Donna Tam Mar 11, 2016
A man gestures through a smashed window after making a bomb threat near Sydney, Australia. TORSTEN BLACKWOOD/AFP/Getty Images

Scientists want to ID terrorists using their ‘V’ hand gestures

Donna Tam Mar 11, 2016
A man gestures through a smashed window after making a bomb threat near Sydney, Australia. TORSTEN BLACKWOOD/AFP/Getty Images

Researchers have developed a way that may identify masked terrorists through their hand gestures — more specifically, from the “V” signs they make when posing for photos or videos.

A group of scientists at Mu’tah University in Jordan recently published a report on the study, which used an artificial intelligence algorithm and biometrics to determine the identities of their subjects through these gestures, the MIT Technology Review reported this week.

“Sometimes the only evidence to identify a person is their hand geometry, and not the whole hand — only two fingers (the index and the middle fingers) while showing the victory sign, as seen in many terrorists videos,” the study’s abstract reads.

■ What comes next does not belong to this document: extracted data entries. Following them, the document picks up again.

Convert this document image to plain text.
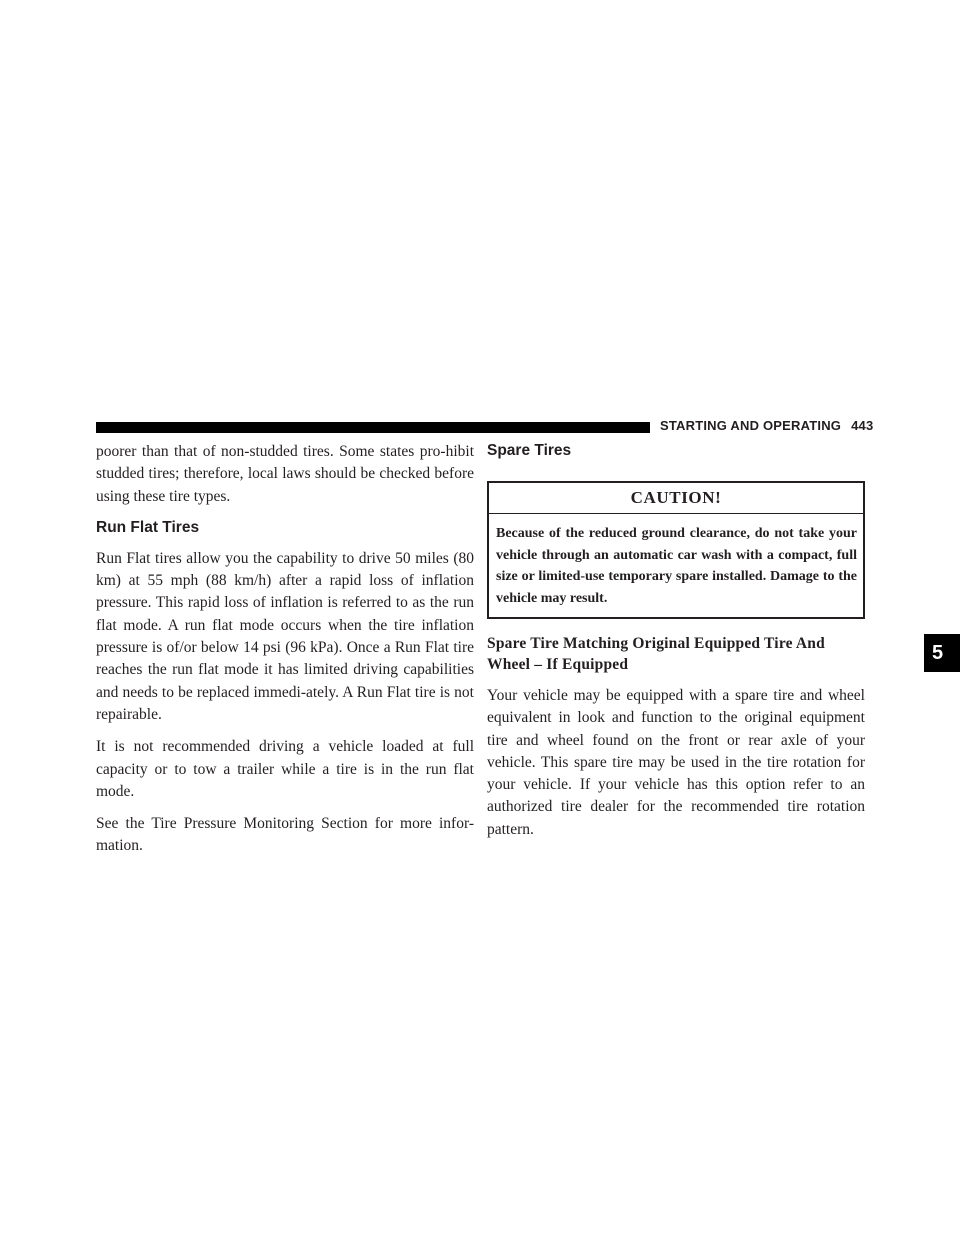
STARTING AND OPERATING 443
5

poorer than that of non-studded tires. Some states pro-hibit studded tires; therefore, local laws should be checked before using these tire types.

Run Flat Tires

Run Flat tires allow you the capability to drive 50 miles (80 km) at 55 mph (88 km/h) after a rapid loss of inflation pressure. This rapid loss of inflation is referred to as the run flat mode. A run flat mode occurs when the tire inflation pressure is of/or below 14 psi (96 kPa). Once a Run Flat tire reaches the run flat mode it has limited driving capabilities and needs to be replaced immedi-ately. A Run Flat tire is not repairable.

It is not recommended driving a vehicle loaded at full capacity or to tow a trailer while a tire is in the run flat mode.

See the Tire Pressure Monitoring Section for more infor-mation.

Spare Tires
CAUTION!
Because of the reduced ground clearance, do not take your vehicle through an automatic car wash with a compact, full size or limited-use temporary spare installed. Damage to the vehicle may result.
Spare Tire Matching Original Equipped Tire And Wheel – If Equipped

Your vehicle may be equipped with a spare tire and wheel equivalent in look and function to the original equipment tire and wheel found on the front or rear axle of your vehicle. This spare tire may be used in the tire rotation for your vehicle. If your vehicle has this option refer to an authorized tire dealer for the recommended tire rotation pattern.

This study, performed by researcher Ahmad Hassanat and his team, is reliant on biometrics, which is the use of human characteristics as measurement. The type of biometrics consumers are likely most familiar with is the voice recognition technology and fingerprint scanning used in smartphones, or face recognition in Facebook photos. This particular study focuses on hand geometry, the identification of people by how their hands are shaped.

The Mu’tah University study used a sample of 50 men and women who had their gestures photographed multiple times, producing a database of 500 images. The AI algorithm focused on an analysis of different points of the hands: the endpoints of the two fingers, the lowest point of the valley in between them and then two points in the palm. They reported the method had an accuracy of over 90 percent in some cases.

The data set is small, for now, and hand geometry is only one piece of someone’s identity, but Hassanat told MIT that they are hoping to add even more metrics to help bolster the method’s accuracy.